Poor Zebedee will never get over it. He shouted after them, threatened, shook—the way he does—but they didn’t even look back. It hurt him bad—his boys gone over to a cult! Hurt me too—oh God yes … but—don’t tell this to Zebedee—I’ve been watching them when I can, watching Jim and John, and … and … yes, they are a mess, yes they are mixed up with tax-collectors and prostitutes, yes and terrorists and traitors too … but I’ve never seen them more … content, more happy, more … I don’t know! We used to have to drag them to synagogue but here they are talking about God like he was a family friend. They’re not bored any more.
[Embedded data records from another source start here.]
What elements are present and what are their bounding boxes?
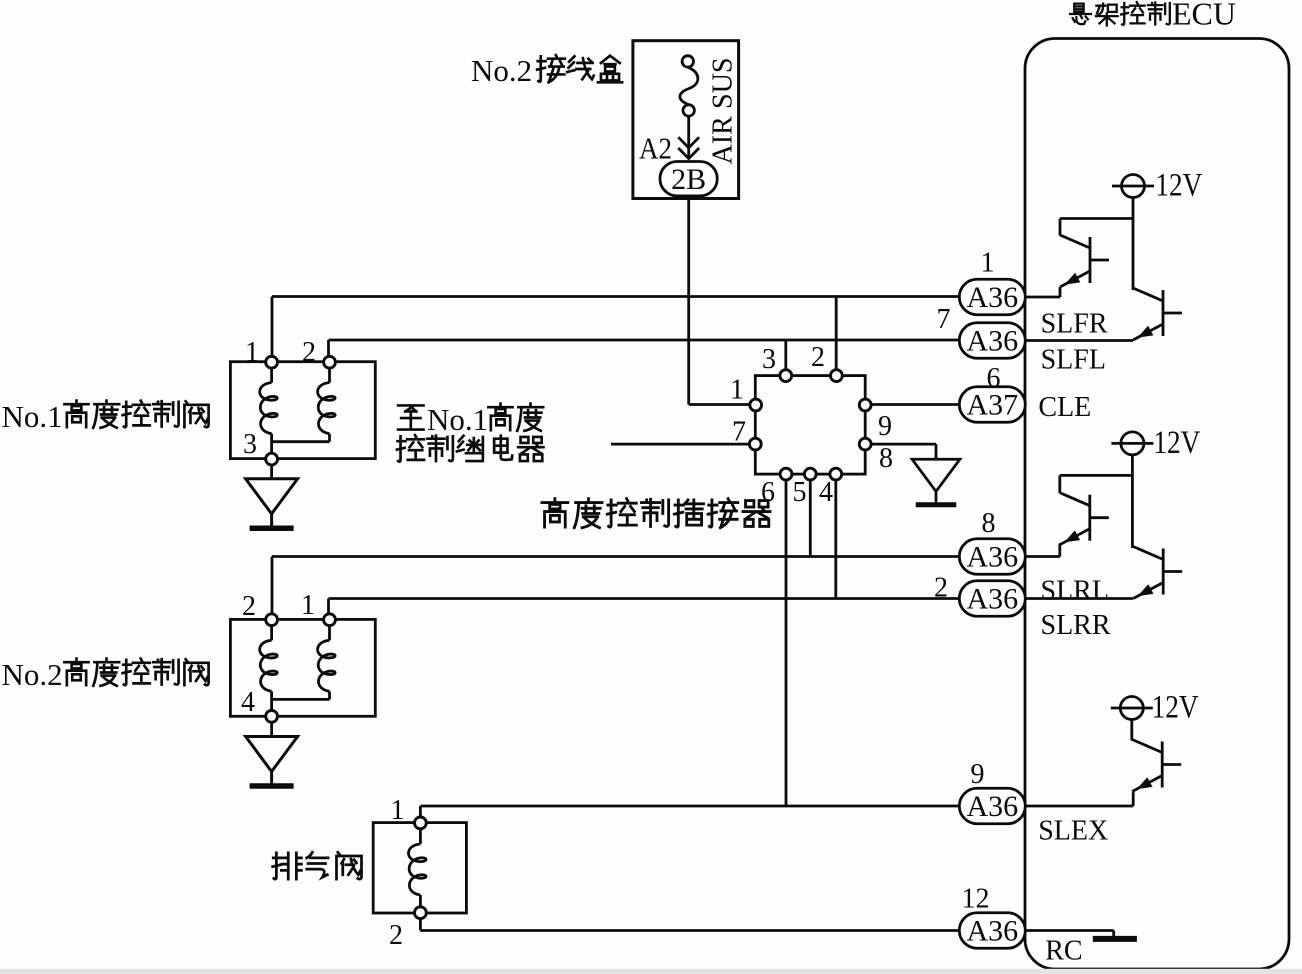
svg-text:3: 3 bbox=[762, 344, 776, 375]
svg-text:CLE: CLE bbox=[1038, 392, 1091, 423]
svg-text:A36: A36 bbox=[966, 325, 1018, 358]
label 控制继电器 bbox=[397, 435, 544, 462]
svg-text:SLFL: SLFL bbox=[1041, 345, 1106, 376]
svg-text:2: 2 bbox=[242, 591, 256, 622]
connector A36 pin 7 (SLFL) bbox=[959, 323, 1025, 359]
wire coil interconnect valve2 bbox=[272, 698, 330, 701]
pin 3 of valve1 bbox=[266, 453, 278, 465]
svg-text:2: 2 bbox=[389, 920, 403, 951]
pin 4 of valve2 bbox=[266, 710, 278, 722]
junction box No.2 (No.2接线盒) bbox=[633, 41, 739, 199]
wire branch connector pin 4 to SLRR net bbox=[834, 474, 837, 598]
fuse AIR SUS bbox=[678, 56, 699, 159]
svg-text:1: 1 bbox=[245, 337, 259, 368]
svg-text:1: 1 bbox=[391, 795, 405, 826]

I thought there’d be glazed eyes and zombie-talk but they are so alive.
So do I think they betrayed us, Zeb and me? God Yes! Does my heart break every morning when I remember they’ve gone? Yes. But do I understand them? … Yes. And if I had my chance, you know, I think would give my right arm to have what they have, and do what they have done! Yes!
Look, it’s no use trying to explain to them. You understand that. You’ve been there yourself, after all. You’ve seen him too. Heard his voice speak your name the way he did ours. You’ve met Jesus too, the way we did and felt his invitation—hell his summons! And it’s turned you upside down the way it did us, right? How can you explain that?
… Better to be penniless with him than rich and alone, better to be homeless with him than under a roof and alone, better to be friendless with him than loved by everyone and alone.
—What did they tell you? That we are bad kids? out of our minds? selfish? Well maybe we are … but like he says, “the reign of God is at hand.” At hand! That changes everything.
Look, you understand how we got up and left—you’ve done it yourself. You’ve heard the words he held behind your eyes. You know there’s no turning back.
So … if you see them, Mom and Dad, maybe you can explain something to them. That this is the time for change and there are bigger fish to catch.